1812 - 1864: Reverend Edward Scott
An African-American Civil Rights Activist in Providence Before the Civil War
Reverend Edward Scott was a political activist and anti-slavery agitator who had, himself, escaped from slavery in Virginia before becoming a minister and community leader.
Scott was born a slave in Virginia around 1812. He freed himself as well as others, eventually settling in Maine where he became a Baptist preacher. He led the Second Free Will Baptist Church (also known as the Pond Street Baptist Church) from about 1846 until 1864, living first on Angle Street as a boarder with the Gears family, also members of the church, and eventually with his wife at 54 Pond Street. Scott also worked as a clock and watch repairer with a shop at 98 High Street (today's Westminster Street).
In 1848, Scott led a public meeting that was widely attended to protest the expulsion of an African-American passenger from the Stonington and Providence Rail Road, one of the last unintegrated rail systems in New England.
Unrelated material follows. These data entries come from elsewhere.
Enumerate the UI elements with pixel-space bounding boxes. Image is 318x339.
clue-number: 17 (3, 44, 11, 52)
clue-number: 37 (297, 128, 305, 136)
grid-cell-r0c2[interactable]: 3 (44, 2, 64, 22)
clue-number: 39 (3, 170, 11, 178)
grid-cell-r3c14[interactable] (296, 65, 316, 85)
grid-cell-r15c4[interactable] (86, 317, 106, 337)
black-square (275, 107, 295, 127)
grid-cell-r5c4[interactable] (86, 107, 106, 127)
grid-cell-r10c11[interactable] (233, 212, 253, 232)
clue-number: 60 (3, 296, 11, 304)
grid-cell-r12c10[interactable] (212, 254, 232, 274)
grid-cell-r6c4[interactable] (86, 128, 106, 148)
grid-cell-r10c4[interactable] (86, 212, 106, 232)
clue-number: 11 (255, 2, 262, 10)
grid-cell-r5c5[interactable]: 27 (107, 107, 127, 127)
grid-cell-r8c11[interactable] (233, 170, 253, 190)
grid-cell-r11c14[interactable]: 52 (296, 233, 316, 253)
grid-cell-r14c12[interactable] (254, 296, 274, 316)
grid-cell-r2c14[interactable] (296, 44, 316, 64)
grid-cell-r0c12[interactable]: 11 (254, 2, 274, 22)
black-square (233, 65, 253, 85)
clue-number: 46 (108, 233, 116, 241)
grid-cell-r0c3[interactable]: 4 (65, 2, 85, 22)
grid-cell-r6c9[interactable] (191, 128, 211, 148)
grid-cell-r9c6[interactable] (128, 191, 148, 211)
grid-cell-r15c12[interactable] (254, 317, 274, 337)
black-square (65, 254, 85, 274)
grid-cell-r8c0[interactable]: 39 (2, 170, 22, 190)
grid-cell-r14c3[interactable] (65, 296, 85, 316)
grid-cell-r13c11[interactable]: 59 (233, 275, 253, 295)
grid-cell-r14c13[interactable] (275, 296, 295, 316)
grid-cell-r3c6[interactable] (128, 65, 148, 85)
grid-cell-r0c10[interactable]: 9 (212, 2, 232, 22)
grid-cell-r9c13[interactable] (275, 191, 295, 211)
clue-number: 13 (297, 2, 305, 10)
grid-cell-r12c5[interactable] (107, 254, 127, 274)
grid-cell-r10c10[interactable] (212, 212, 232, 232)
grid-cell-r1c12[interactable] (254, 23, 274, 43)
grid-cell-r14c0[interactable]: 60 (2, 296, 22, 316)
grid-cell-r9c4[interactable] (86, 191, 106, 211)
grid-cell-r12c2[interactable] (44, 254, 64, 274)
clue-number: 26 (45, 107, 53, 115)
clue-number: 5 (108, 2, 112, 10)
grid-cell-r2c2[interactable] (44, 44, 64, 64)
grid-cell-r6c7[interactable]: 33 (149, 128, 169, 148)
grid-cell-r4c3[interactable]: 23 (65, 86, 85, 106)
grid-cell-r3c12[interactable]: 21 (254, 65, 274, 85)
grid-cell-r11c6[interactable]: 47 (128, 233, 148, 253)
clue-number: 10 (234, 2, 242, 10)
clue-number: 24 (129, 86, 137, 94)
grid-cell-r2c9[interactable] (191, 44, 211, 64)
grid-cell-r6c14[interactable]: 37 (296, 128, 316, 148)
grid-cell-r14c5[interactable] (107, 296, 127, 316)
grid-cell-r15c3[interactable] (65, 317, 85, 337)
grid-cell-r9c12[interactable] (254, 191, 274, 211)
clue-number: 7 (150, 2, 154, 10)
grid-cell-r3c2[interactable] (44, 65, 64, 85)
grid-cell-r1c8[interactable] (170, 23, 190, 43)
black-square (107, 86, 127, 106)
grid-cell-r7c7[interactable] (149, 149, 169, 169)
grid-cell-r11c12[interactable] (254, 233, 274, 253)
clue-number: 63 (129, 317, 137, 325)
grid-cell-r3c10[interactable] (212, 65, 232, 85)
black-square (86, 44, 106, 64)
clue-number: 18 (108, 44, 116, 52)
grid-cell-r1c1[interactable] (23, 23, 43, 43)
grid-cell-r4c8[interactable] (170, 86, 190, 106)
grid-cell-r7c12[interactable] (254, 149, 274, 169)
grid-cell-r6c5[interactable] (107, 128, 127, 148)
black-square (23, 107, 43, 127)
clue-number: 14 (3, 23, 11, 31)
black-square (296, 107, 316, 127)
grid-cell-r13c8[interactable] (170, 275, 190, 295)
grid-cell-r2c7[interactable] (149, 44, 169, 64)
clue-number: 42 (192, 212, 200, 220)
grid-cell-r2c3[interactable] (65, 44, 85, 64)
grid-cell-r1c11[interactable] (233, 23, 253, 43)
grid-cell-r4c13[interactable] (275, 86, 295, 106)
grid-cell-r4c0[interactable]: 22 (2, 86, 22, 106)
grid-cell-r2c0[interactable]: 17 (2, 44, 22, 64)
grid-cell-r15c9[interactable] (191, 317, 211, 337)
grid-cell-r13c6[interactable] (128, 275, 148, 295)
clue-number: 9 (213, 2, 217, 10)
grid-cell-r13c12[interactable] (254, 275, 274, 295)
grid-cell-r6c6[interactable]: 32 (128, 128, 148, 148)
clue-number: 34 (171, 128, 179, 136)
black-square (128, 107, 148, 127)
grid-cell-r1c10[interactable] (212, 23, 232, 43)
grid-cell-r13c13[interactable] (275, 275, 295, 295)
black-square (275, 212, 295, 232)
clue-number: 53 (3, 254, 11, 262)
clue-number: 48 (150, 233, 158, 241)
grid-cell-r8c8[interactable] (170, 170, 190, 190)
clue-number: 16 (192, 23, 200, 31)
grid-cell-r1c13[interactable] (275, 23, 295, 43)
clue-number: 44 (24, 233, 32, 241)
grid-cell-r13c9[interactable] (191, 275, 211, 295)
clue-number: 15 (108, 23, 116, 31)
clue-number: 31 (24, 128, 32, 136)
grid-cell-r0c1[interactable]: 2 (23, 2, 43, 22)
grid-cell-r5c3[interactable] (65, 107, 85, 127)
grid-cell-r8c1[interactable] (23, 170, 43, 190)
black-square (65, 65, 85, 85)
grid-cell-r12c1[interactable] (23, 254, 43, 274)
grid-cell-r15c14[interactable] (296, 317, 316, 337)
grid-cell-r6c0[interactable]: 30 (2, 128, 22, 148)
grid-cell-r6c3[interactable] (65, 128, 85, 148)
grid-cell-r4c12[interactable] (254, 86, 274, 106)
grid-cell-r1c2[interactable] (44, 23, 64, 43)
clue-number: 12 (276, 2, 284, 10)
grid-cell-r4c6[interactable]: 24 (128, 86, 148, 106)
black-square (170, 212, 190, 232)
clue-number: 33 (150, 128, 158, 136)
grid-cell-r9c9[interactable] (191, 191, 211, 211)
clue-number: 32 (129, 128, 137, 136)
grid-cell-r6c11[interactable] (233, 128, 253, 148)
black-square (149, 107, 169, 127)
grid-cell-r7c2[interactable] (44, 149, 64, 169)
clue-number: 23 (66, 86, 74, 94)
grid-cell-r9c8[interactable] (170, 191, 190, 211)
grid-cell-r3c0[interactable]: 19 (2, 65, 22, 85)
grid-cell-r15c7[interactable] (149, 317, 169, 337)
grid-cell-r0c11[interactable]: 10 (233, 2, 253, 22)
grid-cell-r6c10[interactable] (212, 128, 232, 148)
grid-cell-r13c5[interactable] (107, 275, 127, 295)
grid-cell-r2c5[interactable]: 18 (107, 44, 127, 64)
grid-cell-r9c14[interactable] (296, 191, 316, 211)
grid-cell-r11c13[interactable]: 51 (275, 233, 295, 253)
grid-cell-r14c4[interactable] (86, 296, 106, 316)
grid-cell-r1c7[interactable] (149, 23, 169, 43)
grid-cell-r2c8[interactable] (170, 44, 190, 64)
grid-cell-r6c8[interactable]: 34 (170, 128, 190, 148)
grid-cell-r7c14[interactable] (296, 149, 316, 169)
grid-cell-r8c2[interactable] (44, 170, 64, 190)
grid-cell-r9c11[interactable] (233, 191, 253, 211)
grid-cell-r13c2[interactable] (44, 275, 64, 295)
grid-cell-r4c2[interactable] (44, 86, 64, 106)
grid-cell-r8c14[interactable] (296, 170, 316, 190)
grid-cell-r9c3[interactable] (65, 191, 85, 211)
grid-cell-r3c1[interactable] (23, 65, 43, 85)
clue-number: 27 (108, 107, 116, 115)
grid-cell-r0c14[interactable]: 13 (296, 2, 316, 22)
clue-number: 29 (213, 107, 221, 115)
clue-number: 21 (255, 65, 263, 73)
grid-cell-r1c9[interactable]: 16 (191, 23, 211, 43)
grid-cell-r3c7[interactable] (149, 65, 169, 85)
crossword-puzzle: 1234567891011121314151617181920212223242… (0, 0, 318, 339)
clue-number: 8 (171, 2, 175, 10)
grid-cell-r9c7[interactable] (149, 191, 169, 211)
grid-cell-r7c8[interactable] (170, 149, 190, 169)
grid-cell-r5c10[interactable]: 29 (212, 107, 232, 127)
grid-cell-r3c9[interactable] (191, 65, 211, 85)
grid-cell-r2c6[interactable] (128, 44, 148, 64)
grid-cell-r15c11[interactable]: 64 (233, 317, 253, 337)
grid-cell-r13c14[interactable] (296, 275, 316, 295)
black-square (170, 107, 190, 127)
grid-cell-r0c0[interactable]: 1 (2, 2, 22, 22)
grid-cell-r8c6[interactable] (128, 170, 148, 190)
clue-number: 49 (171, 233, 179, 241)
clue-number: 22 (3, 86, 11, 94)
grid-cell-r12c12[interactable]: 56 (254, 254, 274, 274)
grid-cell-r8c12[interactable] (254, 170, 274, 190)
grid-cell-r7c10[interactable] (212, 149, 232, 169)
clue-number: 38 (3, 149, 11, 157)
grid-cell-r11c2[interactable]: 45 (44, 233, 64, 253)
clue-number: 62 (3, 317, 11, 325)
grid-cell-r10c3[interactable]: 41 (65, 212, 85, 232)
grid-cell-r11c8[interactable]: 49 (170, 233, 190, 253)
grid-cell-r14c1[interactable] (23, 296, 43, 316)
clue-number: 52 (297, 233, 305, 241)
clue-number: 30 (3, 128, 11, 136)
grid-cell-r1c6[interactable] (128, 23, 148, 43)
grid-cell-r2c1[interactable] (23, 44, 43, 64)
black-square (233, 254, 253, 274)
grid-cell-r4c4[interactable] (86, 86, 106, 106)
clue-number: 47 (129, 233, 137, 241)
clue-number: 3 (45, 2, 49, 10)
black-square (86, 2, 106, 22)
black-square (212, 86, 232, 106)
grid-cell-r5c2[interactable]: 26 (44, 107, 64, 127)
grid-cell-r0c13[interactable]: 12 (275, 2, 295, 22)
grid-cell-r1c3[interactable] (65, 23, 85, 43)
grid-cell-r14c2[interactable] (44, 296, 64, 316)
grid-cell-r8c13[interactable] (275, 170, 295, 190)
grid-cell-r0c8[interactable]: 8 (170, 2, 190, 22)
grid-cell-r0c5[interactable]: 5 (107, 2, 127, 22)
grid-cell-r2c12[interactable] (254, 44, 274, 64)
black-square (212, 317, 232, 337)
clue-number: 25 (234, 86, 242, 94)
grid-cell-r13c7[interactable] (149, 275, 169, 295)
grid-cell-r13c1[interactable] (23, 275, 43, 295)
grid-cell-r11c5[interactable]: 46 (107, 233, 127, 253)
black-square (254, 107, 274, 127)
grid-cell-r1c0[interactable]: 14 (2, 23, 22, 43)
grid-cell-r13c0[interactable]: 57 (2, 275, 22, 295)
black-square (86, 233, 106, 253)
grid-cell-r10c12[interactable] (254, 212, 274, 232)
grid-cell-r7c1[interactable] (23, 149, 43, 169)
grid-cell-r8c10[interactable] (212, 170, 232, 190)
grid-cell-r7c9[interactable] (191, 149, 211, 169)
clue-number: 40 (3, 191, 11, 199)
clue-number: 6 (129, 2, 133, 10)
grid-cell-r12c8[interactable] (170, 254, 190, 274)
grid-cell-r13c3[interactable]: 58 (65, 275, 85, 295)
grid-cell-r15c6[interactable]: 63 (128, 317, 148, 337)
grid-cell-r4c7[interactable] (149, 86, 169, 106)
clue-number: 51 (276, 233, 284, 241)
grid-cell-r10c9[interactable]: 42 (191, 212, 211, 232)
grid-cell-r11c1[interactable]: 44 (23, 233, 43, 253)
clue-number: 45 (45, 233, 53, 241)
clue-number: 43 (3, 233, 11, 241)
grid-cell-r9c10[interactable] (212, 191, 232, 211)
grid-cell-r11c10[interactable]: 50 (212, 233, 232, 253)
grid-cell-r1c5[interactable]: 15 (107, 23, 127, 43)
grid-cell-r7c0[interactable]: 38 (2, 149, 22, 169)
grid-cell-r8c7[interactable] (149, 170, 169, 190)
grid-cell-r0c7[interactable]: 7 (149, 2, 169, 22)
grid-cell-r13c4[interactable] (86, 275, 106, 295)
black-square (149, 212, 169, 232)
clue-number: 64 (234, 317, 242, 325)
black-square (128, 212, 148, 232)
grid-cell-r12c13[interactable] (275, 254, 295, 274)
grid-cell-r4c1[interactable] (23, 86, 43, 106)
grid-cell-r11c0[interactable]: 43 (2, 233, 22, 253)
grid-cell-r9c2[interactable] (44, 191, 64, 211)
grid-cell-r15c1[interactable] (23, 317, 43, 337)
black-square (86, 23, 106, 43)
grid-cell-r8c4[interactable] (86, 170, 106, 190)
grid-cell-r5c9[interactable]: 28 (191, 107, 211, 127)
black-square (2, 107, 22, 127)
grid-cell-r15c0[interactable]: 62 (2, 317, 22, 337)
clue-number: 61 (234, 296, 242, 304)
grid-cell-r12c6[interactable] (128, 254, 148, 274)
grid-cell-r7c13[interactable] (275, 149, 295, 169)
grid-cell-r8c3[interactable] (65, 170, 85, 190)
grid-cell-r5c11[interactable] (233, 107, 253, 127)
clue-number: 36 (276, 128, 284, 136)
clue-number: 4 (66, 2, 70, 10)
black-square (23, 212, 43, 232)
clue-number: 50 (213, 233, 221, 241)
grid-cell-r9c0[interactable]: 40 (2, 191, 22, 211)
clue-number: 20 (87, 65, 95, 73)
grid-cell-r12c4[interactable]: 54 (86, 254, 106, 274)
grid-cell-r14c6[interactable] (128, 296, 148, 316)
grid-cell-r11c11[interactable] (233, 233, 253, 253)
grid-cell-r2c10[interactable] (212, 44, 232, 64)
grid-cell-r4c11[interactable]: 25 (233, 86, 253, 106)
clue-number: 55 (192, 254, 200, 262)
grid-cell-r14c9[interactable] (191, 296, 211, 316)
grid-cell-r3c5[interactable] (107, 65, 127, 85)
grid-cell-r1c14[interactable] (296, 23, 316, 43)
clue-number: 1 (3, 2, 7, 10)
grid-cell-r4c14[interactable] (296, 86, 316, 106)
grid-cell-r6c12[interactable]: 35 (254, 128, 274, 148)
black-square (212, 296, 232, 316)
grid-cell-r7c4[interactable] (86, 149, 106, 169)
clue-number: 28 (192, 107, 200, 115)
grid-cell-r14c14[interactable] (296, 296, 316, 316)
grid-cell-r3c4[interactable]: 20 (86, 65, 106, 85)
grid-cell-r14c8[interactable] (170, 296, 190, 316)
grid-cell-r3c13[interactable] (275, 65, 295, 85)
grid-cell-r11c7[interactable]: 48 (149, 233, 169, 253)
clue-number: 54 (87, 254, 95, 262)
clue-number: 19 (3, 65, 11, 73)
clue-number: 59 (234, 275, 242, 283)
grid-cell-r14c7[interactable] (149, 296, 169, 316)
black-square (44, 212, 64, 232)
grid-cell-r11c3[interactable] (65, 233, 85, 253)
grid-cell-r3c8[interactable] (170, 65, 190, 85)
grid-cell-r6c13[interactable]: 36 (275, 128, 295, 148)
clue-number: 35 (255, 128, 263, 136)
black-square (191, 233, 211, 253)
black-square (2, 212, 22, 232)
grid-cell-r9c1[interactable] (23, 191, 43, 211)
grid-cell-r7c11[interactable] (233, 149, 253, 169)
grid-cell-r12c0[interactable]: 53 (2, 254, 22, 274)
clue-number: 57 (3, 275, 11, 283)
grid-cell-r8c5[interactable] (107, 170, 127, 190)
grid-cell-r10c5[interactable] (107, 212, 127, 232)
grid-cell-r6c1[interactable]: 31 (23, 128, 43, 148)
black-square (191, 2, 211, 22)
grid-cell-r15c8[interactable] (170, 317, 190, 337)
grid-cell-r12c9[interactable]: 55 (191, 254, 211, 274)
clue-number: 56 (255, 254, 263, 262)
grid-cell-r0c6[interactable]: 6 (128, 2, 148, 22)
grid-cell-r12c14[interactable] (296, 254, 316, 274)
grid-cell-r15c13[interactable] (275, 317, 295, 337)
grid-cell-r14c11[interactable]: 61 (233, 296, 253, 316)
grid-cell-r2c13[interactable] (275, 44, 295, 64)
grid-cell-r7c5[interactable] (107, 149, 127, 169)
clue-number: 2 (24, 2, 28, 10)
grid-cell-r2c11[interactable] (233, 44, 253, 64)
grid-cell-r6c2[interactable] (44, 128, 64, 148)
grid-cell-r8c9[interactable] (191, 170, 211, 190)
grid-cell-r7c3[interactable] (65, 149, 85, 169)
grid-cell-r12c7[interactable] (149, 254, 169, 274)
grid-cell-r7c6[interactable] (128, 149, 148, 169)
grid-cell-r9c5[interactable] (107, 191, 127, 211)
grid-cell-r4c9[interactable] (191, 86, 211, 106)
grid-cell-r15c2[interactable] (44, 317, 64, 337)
After 1854, he led the August 1st Emancipation Day celebration that promoted abolition in this country. The event included an invitation to all to march in a procession through the city and ended with speeches and a collation on Smith Hill. After Federal troops captured the South Carolina coastal islands during the Civil War, Scott travelled there to work with the Freedmen's Aid Society--helping the newly emancipated people adjust to freedom.
Reverend Scott died in South Carolina around 1864.